En dat reactielichaam is een gedeelte van het grote programma. Het grote programma wat in verhouding tot de totaliteit van het leven natuurlijk eigenlijk een pluisje is, maar voor ons is het het grote programma – waar al onze oordelen en meningen en opvattingen en strevingen en idealen inzitten. Maar wij hebben vanuit dat grote programma een reactielichaam ontwikkeld, zodat wij voor alles wat op ons toekomt, wat we beleven, een reactie hebben klaarliggen. En als we geen reactie hebben klaarliggen, dan is dat heel ongelukkig, dan zijn we nergens. Dus er kan je wel eens iets overkomen – en ik wens het iedereen toe – waar je geen reactie voor klaar hebt liggen. Maar meestal zijn we dan volslagen uit het veld geslagen, want dan hebben we plotseling het gevoel dat er een inbreuk is op onze wereld. Dat is eigenlijk doodzonde, want dat is het enige moment dat we niet opgesloten zitten, als je iets overkomt waar je geen reactie voor klaar hebt liggen. 
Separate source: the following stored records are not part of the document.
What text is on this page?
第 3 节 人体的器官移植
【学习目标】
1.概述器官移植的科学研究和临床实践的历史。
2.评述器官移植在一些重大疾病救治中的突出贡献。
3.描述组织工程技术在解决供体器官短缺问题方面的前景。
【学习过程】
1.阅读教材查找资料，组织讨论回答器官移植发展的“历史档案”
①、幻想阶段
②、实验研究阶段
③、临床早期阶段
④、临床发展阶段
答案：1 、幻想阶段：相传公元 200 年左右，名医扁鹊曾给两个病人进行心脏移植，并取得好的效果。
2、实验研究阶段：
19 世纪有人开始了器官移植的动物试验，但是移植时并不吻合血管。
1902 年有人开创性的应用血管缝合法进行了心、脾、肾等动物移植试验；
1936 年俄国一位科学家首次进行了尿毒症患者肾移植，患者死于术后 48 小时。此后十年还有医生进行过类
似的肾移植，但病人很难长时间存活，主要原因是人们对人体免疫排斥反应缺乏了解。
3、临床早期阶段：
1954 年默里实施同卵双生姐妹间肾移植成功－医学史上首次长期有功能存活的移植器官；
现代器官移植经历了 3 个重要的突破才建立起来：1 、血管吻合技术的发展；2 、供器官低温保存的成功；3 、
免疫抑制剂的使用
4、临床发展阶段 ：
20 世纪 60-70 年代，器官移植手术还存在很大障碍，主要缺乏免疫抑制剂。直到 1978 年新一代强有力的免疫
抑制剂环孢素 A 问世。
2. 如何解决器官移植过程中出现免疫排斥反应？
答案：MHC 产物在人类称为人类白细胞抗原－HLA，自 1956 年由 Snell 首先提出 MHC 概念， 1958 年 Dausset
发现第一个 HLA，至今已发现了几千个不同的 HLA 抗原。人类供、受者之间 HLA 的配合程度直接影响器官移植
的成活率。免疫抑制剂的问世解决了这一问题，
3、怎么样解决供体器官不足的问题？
En de meditatie zou kunnen zijn dat je doorlopend je bewust wordt van dat reactielichaam.
Je hebt letterlijk op alles heb je een reactie klaarliggen. Dat moet je ook wel, want anders dan zou je in dit leven niet erg voldoen, als je geen adequaat reactielichaam hebt. Van kinds af aan word je eigenlijk opgevoed om een goed reactielichaam op te bouwen. Als iemand je op je gezicht slaat, dat je dan terugslaat, bijvoorbeeld. Dat hebben ze mij echt moeten leren. Zo zal het waarschijnlijk met alle kinderen zijn, maar ik herinner me het heel goed.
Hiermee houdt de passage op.